Don't say that. Stop saying that. It's Hidea. It's guidance. There are rules in Islam, but again most of those rules have nothing to do with what states have to do, with what governments have to do.
Like when I first came to Islam, people used to say and there were you know books out at the time talking about how Islam was like a like an instruction manual for being a human being in the world. They told you every step of the way, how to do this, how to do that, what to do, when to do it, and in what way and so on. But it's not true. And there's nothing wrong with it not being true. See, people will get angry when I say something like that because they have bought this line.

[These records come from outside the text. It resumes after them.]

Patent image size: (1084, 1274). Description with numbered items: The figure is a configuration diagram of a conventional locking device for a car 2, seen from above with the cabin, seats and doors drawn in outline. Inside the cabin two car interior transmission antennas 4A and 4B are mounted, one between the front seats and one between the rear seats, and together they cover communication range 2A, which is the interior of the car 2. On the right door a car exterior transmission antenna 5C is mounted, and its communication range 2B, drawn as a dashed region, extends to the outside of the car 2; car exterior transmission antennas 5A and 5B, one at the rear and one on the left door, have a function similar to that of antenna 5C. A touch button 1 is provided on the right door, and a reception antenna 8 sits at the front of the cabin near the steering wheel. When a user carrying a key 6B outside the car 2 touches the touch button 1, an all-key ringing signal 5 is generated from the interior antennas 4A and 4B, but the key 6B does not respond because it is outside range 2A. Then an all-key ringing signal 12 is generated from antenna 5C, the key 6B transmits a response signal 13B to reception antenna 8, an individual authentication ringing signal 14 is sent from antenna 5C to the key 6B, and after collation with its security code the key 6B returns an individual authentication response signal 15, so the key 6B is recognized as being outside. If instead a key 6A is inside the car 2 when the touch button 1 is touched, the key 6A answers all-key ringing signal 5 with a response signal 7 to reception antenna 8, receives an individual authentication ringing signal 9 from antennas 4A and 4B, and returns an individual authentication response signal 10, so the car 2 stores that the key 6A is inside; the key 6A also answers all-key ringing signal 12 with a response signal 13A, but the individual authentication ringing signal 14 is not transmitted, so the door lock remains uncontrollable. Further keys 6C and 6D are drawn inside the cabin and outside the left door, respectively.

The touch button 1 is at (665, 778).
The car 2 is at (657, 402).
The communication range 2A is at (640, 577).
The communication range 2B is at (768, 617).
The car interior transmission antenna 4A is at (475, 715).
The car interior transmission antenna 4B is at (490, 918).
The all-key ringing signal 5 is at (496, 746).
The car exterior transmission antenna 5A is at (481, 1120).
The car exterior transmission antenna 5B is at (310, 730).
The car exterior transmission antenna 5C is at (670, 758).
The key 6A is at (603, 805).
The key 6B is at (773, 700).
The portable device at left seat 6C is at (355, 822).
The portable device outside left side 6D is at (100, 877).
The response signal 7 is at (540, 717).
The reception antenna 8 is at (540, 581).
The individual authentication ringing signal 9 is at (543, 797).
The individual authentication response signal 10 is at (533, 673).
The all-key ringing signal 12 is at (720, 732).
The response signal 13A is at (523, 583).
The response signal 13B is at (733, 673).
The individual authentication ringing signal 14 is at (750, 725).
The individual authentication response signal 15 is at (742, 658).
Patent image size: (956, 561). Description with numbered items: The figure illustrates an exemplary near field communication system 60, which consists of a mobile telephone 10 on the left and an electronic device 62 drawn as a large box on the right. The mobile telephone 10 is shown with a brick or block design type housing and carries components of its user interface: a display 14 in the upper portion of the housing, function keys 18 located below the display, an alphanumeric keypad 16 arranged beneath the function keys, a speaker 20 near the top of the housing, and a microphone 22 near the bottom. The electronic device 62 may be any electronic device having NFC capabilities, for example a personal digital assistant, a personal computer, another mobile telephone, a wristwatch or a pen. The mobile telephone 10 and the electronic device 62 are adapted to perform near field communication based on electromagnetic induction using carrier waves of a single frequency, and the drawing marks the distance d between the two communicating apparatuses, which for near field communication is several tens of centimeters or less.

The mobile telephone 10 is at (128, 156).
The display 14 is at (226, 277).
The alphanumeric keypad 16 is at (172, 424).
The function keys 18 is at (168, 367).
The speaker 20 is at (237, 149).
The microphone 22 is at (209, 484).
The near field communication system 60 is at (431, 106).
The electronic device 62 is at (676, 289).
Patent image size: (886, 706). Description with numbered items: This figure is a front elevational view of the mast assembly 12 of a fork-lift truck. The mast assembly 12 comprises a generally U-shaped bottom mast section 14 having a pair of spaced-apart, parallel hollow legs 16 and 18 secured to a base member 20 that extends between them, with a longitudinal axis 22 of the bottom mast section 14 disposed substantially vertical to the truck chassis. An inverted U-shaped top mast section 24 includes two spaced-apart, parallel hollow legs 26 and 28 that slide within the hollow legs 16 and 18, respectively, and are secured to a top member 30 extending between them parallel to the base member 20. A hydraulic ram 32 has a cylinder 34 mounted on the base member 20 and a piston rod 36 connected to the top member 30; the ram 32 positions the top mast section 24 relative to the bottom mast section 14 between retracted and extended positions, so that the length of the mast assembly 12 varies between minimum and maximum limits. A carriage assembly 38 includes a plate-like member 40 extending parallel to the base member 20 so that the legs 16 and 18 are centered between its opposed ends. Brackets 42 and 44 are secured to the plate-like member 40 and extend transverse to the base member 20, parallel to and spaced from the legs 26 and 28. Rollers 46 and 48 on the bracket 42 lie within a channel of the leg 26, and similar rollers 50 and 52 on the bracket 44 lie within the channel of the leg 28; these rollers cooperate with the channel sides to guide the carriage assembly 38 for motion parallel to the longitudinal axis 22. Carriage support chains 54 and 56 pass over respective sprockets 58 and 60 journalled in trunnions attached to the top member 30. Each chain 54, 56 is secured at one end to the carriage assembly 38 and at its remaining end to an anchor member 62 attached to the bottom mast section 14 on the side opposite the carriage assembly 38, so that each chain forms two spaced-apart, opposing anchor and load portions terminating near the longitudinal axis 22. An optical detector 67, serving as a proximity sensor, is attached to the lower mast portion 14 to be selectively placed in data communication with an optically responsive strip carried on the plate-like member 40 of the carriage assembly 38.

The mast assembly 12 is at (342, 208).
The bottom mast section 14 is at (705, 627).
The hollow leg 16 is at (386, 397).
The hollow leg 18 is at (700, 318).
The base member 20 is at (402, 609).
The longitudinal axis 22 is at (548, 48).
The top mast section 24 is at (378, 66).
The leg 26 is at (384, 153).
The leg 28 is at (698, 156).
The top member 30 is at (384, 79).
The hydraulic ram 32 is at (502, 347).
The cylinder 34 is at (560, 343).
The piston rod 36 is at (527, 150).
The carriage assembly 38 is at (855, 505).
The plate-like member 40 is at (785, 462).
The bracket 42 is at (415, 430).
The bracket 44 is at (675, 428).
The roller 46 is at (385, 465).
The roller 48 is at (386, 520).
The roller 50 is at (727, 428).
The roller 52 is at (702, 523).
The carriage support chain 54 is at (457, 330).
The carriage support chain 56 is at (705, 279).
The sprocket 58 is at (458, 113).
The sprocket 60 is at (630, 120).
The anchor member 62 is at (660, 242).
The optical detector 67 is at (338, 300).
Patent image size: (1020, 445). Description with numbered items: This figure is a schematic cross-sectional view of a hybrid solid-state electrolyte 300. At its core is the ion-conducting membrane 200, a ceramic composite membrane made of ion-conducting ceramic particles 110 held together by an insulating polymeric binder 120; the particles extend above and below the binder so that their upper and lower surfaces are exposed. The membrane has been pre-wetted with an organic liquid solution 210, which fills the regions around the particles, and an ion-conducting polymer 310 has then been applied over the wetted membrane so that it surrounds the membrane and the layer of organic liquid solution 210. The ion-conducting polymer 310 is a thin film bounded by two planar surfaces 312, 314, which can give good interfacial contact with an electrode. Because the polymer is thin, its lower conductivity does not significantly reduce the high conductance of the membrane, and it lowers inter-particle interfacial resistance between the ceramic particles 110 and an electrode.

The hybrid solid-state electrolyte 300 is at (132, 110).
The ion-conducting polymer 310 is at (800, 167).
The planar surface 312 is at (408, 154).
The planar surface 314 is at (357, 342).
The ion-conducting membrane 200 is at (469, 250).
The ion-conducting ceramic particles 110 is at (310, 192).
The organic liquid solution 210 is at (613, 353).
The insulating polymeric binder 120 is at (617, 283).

And so they think that when I say Islam isn't that, then I'm denigrating Islam. You are misrepresenting what Islam is. You're misrepresenting what the sharia is. And so then when someone tries to correct you on that, you don't get to denigrate them or say that they are denigrating the deen. You're misrepresenting what it is and what it's supposed to be.
You seem to think that when you become a Muslim, all individual capacity for thought and decision making is neutralized, and everyone is just becoming robotic. It doesn't work like that, and it has never worked like that, and it's not supposed to work like that. This is not a cult. We have guidance, we have values, we have principles, and we have certain relatively few explicit laws. Very few explicit laws that pertain to society, management of society, crime and punishment.
And any system that implements those rules or tries to adhere to those rules or aspires to adhere to those rules on paper is Islamic and is acceptable. And you're never going to remove the human element from any of this. You're never gonna remove the human element from legislation. You cannot. It is impossible and it has never been the case and no one ever believed that you had to remove human beings from legislation.
No one ever believed that except maybe the Khawarij. Everybody knows, everyone who's attached to the real world and then understands reality understands that human beings are going to have to figure things out. They can use Islamic guidance, but the actual number of rules that exist in Islam are insufficient for the management of a state, for the management of a government, for the management of the society. It's insufficient, the explicit rules, the values, the guidance, the principles, obviously not insufficient. But you have to use those values, use that that guidance, use those principles to inform the legislation that the people in legislature make.
I'm not sure how I can make it clearer.